Tuesday, November 10, 2009: 5:30 PM

JIanqing Fan , Princeton University, Princeton, NJ
Variable selection in high-dimensional space characterizes many contemporary problems in scientific discovery and decision making. Many frequently-used techniques are based on independence screening; examples include correlation ranking or feature selection using a two-sample t-test in high-dimensional classification. Within the context of the linear model, Fan and Lv (2008) showed that this simple correlation ranking possesses a sure independence screening property under certain conditions and that its revision, called iteratively sure independent screening(ISIS), is needed when the features are marginally unrelated but jointly related to the response variable. In this paper, we extend ISIS, without explicit definition of residuals, to a general pseudo-likelihood framework, which includes generalized linear models as a special case. Even in the least-squares setting, the new method improves ISIS by allowing variable deletion in the iterative process.
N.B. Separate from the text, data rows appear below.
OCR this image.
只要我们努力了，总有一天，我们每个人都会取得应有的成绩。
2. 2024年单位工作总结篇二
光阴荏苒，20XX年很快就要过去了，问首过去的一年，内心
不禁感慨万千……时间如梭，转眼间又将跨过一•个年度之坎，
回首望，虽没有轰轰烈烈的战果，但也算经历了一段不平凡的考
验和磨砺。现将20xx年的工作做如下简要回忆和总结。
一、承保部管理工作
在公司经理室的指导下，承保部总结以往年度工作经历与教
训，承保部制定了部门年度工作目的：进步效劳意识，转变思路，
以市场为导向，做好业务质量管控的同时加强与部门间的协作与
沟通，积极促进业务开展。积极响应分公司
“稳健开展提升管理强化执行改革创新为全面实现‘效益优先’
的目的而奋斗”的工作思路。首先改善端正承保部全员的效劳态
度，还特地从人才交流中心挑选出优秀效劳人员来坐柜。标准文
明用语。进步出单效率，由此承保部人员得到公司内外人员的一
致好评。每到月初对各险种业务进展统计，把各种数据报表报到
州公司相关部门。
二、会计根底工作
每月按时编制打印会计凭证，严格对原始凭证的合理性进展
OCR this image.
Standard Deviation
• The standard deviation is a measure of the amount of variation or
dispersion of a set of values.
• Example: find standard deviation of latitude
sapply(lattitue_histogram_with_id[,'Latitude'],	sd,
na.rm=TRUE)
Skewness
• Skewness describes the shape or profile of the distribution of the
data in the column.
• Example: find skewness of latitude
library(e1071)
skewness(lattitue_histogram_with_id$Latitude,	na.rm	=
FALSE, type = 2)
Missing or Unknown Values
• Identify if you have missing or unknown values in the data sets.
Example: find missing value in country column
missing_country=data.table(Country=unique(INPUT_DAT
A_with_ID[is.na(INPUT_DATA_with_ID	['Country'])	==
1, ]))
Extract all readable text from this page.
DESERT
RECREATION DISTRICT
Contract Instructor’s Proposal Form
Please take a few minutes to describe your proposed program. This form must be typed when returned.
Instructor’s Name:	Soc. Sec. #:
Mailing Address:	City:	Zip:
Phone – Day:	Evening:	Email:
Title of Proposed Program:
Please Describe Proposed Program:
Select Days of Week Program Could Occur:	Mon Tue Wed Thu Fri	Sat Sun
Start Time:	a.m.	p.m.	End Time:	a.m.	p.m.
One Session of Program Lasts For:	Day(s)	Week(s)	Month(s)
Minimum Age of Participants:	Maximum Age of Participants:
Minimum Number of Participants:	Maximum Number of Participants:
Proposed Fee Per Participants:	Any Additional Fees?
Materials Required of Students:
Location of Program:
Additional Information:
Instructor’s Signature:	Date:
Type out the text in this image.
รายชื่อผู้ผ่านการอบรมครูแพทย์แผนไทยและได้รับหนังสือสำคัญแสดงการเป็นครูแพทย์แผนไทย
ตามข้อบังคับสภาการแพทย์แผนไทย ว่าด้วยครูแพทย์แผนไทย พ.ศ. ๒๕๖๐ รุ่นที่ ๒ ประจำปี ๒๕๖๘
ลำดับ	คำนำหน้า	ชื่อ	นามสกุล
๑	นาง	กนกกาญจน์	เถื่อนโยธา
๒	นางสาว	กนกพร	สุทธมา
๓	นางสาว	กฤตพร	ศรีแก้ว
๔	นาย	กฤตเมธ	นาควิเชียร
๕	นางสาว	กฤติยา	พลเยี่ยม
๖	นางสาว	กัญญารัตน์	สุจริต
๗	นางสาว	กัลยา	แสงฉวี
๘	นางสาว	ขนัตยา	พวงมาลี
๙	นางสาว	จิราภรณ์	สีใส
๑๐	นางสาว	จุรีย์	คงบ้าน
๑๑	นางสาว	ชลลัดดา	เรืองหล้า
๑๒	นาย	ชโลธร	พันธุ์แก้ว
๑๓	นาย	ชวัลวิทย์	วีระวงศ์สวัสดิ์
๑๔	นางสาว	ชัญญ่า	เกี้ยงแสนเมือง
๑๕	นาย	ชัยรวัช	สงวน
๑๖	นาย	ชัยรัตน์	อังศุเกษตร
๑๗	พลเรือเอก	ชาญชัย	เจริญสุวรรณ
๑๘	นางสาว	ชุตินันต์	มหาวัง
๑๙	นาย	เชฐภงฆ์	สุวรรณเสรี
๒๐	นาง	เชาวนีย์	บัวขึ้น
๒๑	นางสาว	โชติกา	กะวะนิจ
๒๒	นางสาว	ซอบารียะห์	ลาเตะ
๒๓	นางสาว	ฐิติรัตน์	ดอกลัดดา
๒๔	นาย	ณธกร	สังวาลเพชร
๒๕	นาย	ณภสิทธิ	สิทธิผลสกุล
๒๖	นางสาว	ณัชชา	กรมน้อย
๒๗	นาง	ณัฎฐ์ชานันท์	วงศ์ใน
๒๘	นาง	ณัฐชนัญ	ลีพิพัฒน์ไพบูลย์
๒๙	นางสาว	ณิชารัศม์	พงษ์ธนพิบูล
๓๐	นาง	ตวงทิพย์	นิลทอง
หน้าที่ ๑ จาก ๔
Our technique allows us to select important features in high-dimensional classification where the popularly used two-sample t-method fails. A new technique is introduced to reduce the false discovery rate in the feature screening stage. Several simulated and two real data examples are presented to illustrate the methodology.

Learning Objectives:
To describe variable selection methods in hign dimensional data analysis

Presenting author's disclosure statement:

Qualified on the content I am responsible for because: Fan is a Professor of Statistics at Princeton University, and fellow of American Association for Advancement of Science and fellow of American Statistical Association. He has been working in the area of "Variable selection in analysis of high-throughput data" for over 8 years.
Any relevant financial relationships? No

I agree to comply with the American Public Health Association Conflict of Interest and Commercial Support Guidelines, and to disclose to the participants any off-label or experimental uses of a commercial product or service discussed in my presentation.